Perché intendo ancora sottolineare questo elemento? Lo faccio perché ritengo che, attualmente nel Mezzogiorno, non esistano le medesime condizioni per poter gestire il credito e le aziende rispetto a quello che avviene in altre parti d’Italia o d’Europa. Tali limiti mettono le aziende di fronte a difficoltà molto evidenti e, soprattutto, in un mercato globale come quello attuale, impongono determinati comportamenti, impongono specifiche regole e scelte con presupposti, che non possono essere commisurati a chi opera in altri contesti economici e sociali.
Il mio ragionamento su queste argomentazioni vuole provare a ribadire come sia necessaria una valutazione seria di quello che diventa il compito delle banche, soprattutto, le banche di credito cooperativo nella gestione e nella evasione di quelle che sono le richieste che pervengono dalle imprese, soprattutto, quelle medio/piccole. Non ci sottraiamo al ruolo che abbiamo, ma è ovvio come il nostro lavoro abbia assunto connotati completamente differenti rispetto al passato, dove essere banca locale aveva un significato molto più pregnante ed in linea con la nostra filosofia.
La mia preoccupazione non è solo per il presente, il problema è in prospettiva, in quanto, con questo contesto normativo, se non vi è un cambiamento di marcia e, quindi, un approccio diverso da parte delle imprese, da parte dei loro consulenti, da parte degli imprenditori stessi, diventerà sempre più difficile poter dare delle risposte concrete a territori che necessitano di partner economici come le banche locali, le quali devono sostenere progetti ed investimenti, come hanno sempre fatto.
La speranza che cambi l’approccio del regolatore europeo la ritengo ormai quasi persa, anche se la speranza è sempre l’ultima a morire.
Alzare il livello qualitativo dei comportamenti e delle azioni il prima possibile è un’inquietudine che nasce nella mente di chi vuole affrontare il problema dall’interno, non tirandosene fuori, perché sono convinto che c’è necessità di un approccio differente, che passa da un confronto continuo tra la banca e gli imprenditori, unitamente ai loro consulenti, per cercare di mettere in evidenza quelli che sono i punti critici, affrontandoli al meglio, nei tempi giusti.

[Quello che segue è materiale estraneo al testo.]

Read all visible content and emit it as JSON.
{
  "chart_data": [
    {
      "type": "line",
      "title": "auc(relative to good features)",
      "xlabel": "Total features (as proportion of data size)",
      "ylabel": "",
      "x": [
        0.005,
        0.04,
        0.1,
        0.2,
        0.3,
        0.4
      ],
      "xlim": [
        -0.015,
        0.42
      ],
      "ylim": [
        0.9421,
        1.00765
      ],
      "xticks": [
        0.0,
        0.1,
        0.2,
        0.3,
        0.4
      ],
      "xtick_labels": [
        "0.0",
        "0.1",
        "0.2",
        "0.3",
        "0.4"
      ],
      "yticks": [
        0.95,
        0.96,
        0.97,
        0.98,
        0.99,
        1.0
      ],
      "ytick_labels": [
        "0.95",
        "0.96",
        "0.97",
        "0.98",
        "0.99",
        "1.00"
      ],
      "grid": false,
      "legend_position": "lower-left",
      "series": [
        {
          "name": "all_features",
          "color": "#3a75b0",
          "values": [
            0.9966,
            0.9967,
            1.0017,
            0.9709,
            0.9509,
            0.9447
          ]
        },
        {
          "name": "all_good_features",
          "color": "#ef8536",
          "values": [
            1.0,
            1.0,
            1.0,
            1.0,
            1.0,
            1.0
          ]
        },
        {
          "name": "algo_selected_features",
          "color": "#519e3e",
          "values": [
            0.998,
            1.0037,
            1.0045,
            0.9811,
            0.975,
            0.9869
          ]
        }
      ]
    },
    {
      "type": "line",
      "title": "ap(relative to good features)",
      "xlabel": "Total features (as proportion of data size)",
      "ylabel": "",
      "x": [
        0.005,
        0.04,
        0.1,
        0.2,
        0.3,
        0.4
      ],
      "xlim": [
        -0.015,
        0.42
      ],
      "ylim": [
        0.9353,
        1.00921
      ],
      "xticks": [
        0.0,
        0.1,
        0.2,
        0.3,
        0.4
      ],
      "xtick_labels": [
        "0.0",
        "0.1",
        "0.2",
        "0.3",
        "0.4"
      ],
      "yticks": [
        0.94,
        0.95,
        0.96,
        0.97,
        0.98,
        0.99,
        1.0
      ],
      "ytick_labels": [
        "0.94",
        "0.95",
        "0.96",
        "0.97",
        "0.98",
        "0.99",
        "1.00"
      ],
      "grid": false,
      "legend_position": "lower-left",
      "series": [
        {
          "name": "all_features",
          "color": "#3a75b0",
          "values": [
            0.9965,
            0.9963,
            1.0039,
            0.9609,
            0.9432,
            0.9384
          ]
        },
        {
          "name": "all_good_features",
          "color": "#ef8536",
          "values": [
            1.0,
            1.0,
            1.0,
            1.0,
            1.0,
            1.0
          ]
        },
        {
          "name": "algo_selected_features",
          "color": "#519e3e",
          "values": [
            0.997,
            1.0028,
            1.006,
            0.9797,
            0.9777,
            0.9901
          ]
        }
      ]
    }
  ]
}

Diventa fondamentale avere un rapporto intenso e collaborativo con le aziende, in quanto, entrambi siamo sullo stesso campo, a giocare la medesima partita, da compagni e non da avversari.
Più siamo preparati a questo mondo e meglio riusciremo a governarlo.
Concludo questa analisi, facendo riferimento ad un acronimo che da qualche mese sta invadendo le nostre scrivanie: ESG. Si tratta di una grande occasione che, in questo momento, ha le caratteristiche per diventare l’ennesimo nuovo adempimento da gestire. È un processo che avrà impatto su imprese, cittadini e banche. Cambieranno le relazioni, i parametri per l’accesso al credito, oltre che le abitudini di consumo.
Anche le Banche locali saranno chiamate ad avere un ruolo importante per cambiare l’Europa in linea con tali indicazioni, partendo dai territori, in nome della sostenibilità.
Ci ritroveremo ad avere un ulteriore parametro/vincolo per definire strategie di sviluppo, seguendo elementi attualmente non considerati nell’ambito dell’erogazione del credito.
È solo l’ennesimo esempio che ci impone un cambio di passo, un approccio diverso, altrimenti sarà molto difficoltoso supportare l’economia e la comunità di riferimento.
Su queste cose sono uomo da giudizi estremi e severi: se non indirizziamo, con decisione, determinazione e fretta, le nostre azioni verso qualcosa di diverso, sarà dura per tutti, perché il tempo è scaduto.
Auspicare un’inversione di tendenza circa la proporzionalità regolamentare delle banche sembra essere un miraggio, ogni giorno, più lontano.
La normativa ci vuole tutti uguali e, quindi, tutti dobbiamo adeguarci rapidamente, perché non c’è più tempo!